En la primera mañana de mi estadía de una semana, fueron necesarios cuatro profesionales para sacarme de la cama; me negaron la medicación extra para dormir que pedí. Al otro lado del pasillo, se estaba llevando a cabo una “terapia creativa”. Me negué a participar en el collage y en su lugar me acurruqué en una bola y reprimí los sollozos.

Leer también:  Cómo ser mentalmente fuerte: 13 cosas tóxicas que las personas mentalmente fuertes nunca hacen

Mi objetivo para el primer día: comer una sola comida. Más tarde, mi objetivo sería consumir los tres.

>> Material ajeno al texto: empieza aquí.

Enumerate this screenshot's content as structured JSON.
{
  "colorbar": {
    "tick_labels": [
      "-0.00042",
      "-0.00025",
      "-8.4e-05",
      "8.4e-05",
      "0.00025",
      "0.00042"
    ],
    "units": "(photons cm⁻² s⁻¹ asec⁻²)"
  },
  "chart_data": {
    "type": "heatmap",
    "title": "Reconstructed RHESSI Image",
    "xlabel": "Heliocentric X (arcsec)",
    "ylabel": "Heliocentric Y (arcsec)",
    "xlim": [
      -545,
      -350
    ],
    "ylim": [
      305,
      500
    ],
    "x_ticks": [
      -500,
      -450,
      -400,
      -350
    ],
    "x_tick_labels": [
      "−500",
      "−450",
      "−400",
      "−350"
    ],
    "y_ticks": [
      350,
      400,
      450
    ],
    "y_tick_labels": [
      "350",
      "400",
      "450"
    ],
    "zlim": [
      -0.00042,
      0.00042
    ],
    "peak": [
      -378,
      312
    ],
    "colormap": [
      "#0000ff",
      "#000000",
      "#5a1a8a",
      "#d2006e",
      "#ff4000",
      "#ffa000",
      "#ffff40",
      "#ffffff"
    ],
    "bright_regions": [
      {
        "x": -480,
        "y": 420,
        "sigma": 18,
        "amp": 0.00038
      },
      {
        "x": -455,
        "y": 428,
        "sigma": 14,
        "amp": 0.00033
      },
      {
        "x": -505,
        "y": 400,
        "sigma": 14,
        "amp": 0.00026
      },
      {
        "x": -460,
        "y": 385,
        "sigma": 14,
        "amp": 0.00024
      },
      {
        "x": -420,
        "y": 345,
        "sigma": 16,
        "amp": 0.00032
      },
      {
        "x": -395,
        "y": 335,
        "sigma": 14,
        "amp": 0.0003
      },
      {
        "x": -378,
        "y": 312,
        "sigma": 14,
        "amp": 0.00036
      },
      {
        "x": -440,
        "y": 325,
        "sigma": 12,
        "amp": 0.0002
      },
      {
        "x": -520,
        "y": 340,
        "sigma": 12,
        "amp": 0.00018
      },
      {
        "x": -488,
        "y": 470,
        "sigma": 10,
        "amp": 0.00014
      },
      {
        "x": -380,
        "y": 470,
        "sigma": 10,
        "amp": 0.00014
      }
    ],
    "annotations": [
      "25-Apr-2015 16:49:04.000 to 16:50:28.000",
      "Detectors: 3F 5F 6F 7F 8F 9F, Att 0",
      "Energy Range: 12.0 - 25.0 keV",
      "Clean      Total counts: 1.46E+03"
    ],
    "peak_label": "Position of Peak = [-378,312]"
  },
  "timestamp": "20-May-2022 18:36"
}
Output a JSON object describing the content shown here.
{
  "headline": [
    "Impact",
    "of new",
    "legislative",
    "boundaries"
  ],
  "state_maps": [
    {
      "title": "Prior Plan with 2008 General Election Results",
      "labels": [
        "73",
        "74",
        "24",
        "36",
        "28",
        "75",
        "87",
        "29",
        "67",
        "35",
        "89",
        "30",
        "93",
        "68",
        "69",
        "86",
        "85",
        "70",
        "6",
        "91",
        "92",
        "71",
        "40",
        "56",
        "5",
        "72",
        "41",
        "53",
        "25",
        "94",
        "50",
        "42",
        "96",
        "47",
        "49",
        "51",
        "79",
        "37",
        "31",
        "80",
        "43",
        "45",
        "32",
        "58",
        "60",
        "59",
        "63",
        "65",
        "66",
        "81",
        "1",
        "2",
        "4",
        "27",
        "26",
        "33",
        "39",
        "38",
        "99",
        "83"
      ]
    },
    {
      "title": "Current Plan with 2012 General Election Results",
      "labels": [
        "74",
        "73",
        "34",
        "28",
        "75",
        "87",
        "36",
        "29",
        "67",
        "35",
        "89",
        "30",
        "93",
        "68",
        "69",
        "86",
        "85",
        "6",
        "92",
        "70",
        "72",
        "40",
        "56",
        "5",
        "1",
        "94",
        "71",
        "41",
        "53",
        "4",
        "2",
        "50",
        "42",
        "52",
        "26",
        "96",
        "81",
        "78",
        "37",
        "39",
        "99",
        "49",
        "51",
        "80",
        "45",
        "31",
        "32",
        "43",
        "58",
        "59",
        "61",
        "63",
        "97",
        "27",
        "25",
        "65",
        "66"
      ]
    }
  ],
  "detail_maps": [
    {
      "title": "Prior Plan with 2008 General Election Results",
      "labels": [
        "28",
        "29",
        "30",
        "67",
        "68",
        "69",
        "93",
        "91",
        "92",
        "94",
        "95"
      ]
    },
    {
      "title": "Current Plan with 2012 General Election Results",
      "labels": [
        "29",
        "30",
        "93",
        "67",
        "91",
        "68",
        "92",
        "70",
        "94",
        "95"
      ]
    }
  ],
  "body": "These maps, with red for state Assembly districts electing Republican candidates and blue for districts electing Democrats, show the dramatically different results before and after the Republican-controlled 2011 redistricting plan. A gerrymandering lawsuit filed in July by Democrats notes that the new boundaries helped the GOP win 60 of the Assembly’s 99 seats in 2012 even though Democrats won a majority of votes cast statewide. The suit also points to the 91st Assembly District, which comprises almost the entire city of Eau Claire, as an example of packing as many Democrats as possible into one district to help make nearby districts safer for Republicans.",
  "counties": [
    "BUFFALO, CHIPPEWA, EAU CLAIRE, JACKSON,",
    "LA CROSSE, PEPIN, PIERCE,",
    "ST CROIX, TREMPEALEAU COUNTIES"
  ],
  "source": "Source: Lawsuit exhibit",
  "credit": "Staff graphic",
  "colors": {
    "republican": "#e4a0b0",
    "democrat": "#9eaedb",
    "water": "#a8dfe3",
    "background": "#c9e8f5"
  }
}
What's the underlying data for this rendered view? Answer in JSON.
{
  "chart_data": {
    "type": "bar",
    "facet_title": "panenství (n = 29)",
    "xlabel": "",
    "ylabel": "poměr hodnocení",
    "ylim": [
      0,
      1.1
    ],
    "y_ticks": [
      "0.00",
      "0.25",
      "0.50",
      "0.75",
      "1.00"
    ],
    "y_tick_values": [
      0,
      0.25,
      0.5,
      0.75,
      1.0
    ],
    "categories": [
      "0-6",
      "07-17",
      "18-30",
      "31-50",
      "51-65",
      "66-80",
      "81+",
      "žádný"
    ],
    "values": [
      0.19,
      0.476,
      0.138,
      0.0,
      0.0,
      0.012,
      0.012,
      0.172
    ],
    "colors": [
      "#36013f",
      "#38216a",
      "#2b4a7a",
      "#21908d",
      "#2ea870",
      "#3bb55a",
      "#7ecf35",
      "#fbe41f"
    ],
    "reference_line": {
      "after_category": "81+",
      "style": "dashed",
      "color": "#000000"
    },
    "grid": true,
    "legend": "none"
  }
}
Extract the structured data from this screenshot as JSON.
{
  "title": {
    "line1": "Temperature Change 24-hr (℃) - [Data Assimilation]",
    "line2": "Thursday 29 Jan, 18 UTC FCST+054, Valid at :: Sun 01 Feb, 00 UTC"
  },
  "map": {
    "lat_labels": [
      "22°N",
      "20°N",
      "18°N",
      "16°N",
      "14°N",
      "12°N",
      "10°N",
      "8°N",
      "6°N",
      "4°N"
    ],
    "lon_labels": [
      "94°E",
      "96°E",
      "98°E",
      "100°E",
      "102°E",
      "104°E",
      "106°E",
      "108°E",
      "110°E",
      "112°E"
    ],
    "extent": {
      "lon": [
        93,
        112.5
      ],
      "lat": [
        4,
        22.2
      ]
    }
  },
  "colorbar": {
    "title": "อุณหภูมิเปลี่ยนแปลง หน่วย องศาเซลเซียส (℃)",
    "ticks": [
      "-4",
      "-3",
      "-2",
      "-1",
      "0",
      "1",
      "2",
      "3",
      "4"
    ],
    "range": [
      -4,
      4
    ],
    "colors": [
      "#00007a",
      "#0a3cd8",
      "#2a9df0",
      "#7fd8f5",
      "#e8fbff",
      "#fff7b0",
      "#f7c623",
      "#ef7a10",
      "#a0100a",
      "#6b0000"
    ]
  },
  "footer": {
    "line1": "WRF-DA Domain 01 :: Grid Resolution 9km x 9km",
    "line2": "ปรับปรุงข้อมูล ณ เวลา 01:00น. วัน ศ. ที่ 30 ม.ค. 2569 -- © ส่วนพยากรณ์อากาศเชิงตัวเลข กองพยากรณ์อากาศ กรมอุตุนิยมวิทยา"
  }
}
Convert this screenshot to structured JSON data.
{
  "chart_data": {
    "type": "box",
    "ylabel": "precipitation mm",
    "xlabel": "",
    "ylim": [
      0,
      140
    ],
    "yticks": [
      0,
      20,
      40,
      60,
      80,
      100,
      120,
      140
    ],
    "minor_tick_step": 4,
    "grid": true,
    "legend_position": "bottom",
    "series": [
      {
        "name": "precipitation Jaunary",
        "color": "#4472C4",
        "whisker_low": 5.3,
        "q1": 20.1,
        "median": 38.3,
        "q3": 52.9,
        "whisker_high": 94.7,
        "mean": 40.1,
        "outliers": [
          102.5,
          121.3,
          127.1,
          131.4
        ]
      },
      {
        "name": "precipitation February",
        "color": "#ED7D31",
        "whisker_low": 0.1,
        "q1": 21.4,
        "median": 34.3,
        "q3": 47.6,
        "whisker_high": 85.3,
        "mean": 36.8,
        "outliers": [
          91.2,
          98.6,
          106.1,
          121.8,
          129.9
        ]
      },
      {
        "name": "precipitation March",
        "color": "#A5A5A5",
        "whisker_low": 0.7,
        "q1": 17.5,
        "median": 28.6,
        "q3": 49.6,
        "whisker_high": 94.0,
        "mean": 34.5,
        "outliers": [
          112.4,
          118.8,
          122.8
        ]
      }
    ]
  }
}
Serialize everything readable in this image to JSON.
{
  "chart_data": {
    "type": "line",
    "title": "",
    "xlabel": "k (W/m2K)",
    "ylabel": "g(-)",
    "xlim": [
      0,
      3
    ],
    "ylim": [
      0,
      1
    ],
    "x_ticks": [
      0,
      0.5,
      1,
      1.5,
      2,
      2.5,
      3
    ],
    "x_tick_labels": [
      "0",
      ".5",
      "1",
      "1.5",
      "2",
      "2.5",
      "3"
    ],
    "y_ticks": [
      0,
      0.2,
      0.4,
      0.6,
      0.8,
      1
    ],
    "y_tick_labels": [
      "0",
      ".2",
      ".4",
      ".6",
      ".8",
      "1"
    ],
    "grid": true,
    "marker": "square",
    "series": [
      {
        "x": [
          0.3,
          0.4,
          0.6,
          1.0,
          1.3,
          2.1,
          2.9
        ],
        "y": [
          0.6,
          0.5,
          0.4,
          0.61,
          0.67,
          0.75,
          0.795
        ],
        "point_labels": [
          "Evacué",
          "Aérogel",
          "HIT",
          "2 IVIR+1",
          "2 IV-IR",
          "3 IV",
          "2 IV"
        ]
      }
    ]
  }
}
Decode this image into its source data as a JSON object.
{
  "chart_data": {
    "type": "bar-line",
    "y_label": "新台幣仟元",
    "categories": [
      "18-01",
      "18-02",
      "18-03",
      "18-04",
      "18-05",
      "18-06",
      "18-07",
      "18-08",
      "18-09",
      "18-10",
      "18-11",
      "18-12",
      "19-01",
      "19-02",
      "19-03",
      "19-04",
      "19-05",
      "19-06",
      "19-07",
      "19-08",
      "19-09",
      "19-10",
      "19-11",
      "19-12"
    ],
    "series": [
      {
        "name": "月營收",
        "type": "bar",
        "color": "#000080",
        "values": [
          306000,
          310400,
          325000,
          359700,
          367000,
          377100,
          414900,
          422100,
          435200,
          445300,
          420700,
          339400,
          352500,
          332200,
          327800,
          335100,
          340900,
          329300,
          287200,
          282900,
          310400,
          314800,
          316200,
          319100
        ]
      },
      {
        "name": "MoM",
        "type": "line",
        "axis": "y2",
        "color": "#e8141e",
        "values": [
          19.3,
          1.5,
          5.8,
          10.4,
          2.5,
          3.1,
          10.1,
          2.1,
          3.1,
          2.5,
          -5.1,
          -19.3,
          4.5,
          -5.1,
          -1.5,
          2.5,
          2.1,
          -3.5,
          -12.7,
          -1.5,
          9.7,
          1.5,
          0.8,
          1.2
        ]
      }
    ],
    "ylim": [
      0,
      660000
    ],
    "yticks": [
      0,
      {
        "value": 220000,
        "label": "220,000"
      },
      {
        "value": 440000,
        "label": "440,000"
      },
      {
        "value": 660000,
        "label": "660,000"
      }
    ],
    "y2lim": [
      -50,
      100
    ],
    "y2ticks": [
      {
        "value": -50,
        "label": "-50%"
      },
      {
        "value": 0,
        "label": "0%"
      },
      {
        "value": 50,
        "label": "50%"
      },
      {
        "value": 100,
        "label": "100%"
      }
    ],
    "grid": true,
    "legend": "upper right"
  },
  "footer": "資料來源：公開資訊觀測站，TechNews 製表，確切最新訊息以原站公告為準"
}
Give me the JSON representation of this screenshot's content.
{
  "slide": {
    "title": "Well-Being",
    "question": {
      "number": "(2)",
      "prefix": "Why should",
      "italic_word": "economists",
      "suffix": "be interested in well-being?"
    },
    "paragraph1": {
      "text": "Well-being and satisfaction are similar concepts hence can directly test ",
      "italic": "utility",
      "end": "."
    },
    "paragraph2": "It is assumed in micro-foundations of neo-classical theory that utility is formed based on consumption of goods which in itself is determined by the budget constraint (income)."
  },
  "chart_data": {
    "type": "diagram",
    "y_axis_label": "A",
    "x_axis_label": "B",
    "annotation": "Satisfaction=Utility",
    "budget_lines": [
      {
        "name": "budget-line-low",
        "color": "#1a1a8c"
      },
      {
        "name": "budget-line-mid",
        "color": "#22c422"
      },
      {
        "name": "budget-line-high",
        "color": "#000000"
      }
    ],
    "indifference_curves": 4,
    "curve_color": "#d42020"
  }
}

Comencé a comer lentamente, lo que, para mi inmenso alivio, me ayudó a dormir. Aprendí que privar a mi cuerpo de nutrientes esenciales solo había exacerbado mi insomnio.

Aún así, entre los grupos, no pude evitar acostarme en mi catre, mirando al techo, mi mente dando vueltas: estaba mentalmente exhausto y profundamente miserable. Había demasiado ruido en mi cerebro para que pudiera funcionar.

Me reunía con un psiquiatra todos los días, un beneficio que no tenía en la institución anterior. Ella ideó un cóctel medicinal basado en mis síntomas específicos; La aprecié tanto que terminé viéndola de forma ambulatoria.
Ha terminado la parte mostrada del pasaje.